Where the crossover actually sits

This is why only the hyperscalers build custom silicon at scale. Google, Amazon, Microsoft, and Meta run inference at a volume where the NRE becomes a rounding error and the per-unit efficiency advantage compounds into billions. For a company running moderate AI workloads, the NRE never gets amortized, and the GPU remains the correct answer precisely because you can rent flexibility instead of buying a fixed bet. That crossover point, the workload volume where custom silicon starts winning, is the single most important variable in this market. It’s the same logic as the chiplet yield economics in the calculator on this site: a fixed cost that only pays off above a certain scale. Once you see that pattern, you see it everywhere in semiconductors.

The data is already turning

This isn’t theoretical anymore. In 2026, custom ASIC server shipments are growing at roughly 44.6% year over year, nearly three times the 16.1% growth rate for GPU-based AI servers, according to TrendForce. Custom silicon is projected to reach close to 28% of the total AI server market, its highest share in years. The shift is happening in real shipment numbers, not just slideware.

So does custom silicon eventually eat the GPU’s lunch?

Here’s where I’ll speculate. The case for ‘yes, eventually’ runs like this: right now the field moves so fast that flexibility is worth paying for, but workloads don’t stay novel forever. As model architectures stabilize, as transformer inference becomes a known, repeated, industrial-scale operation, the value of GPU flexibility declines and the value of ASIC efficiency rises. Once you know exactly what you’re going to run a billion times a day, paying NVIDIA’s margin for the ability to run something else starts to look like waste.

But I don’t think it’s as clean as ‘ASICs win.’ Two things cut against the simple version.
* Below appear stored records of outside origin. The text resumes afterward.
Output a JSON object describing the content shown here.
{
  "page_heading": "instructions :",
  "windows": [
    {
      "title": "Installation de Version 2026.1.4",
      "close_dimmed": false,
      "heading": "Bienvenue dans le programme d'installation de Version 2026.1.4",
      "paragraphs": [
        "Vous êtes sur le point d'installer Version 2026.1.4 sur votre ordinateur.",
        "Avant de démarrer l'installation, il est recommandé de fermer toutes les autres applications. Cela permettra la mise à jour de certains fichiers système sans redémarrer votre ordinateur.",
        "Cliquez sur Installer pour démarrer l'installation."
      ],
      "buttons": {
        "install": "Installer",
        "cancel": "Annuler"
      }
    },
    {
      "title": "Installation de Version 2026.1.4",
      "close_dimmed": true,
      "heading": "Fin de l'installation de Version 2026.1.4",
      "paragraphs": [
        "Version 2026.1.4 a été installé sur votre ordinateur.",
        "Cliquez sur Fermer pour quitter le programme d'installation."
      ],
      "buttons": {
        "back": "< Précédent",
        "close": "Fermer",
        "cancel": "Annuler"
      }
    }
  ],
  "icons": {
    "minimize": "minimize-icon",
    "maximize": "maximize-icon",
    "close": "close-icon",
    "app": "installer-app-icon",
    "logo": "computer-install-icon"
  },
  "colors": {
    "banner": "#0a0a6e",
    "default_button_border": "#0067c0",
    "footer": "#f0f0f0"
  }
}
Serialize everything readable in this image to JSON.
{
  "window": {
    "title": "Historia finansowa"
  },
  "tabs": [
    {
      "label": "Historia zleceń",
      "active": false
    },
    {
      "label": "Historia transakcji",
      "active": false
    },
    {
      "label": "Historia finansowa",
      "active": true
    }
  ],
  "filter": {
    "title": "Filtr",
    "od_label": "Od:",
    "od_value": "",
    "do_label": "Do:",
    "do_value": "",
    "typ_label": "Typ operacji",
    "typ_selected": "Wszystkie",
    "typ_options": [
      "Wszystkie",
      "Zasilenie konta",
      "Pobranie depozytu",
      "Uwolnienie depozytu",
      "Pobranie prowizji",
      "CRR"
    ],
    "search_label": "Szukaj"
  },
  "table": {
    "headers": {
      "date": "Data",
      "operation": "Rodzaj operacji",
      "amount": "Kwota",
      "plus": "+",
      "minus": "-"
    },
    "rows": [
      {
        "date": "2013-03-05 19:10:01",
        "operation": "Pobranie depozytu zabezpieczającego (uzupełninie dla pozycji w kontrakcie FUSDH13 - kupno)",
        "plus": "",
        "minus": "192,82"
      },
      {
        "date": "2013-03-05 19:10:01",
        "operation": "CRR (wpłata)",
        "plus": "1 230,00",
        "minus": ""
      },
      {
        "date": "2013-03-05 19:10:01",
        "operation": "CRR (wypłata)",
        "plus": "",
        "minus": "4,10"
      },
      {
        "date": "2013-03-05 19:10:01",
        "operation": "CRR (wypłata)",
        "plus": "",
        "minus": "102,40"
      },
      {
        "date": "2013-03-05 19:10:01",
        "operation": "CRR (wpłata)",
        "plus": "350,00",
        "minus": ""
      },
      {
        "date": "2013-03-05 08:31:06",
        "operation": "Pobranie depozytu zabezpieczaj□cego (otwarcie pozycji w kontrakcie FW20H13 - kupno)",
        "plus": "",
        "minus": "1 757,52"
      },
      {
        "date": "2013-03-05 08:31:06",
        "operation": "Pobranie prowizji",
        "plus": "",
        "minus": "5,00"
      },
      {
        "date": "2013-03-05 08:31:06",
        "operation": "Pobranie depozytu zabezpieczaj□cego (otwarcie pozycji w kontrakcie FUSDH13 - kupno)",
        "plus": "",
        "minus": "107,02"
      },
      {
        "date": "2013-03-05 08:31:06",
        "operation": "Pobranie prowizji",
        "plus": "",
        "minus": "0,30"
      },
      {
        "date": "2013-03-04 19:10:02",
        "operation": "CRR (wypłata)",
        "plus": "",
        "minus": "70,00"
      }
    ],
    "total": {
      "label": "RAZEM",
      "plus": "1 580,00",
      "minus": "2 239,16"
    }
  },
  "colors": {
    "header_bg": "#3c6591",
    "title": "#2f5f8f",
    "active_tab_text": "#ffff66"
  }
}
First, the frontier keeps moving. Every time architectures seem to settle, a new approach resets the board, and at the frontier, flexibility is king again. Second, NVIDIA isn’t standing still. It’s actively blurring the line, building ways for custom silicon to plug into its own architecture rather than replace it, which turns ‘ASIC vs GPU’ into ‘ASIC and GPU’ in a lot of real deployments. The clearest proof is in the deployment data: even as custom silicon ramps, GPU-based systems still account for roughly 60% of AWS’s AI server buildout in 2026. The pragmatic answer the market has landed on is dual-track: custom silicon for predictable, high-volume inference, GPUs for flexible training and experimentation.

My honest read: the custom silicon market grows faster than the GPU market from here, and over a long enough horizon, custom silicon probably becomes the larger share of inference compute specifically, because inference at scale is exactly the stable, high-volume workload ASIC economics were built for. But training, and anything at the research frontier, stays GPU territory for a long time. The future isn’t one chip winning. It’s the workload splitting in two, and the economics deciding which half goes where.

Where I actually land

Here’s where I’ll be honest about my own view, including the uncertainty in it. I think a lot of this is already being priced in. But I also believe there is opportunity everywhere, at all times, if you’re willing to do the work to find it, which is exactly why I spend time trying to understand where the market is heading from other investors’ perspectives, both retail and institutional. I’ll admit something too: sometimes I worry we’re pricing these companies too fast, that a multiple gets handed to anyone who says ‘Artificial Intelligence’ enough times on an earnings call. I know that feeling is common, and I know I’m early in my investing career with a lot still to learn. But sitting with that tension, real structural growth on one side, genuine froth on the other, is exactly the work. The custom silicon shift is real. The question is always what’s already in the price, and that’s the part I’m still sharpening.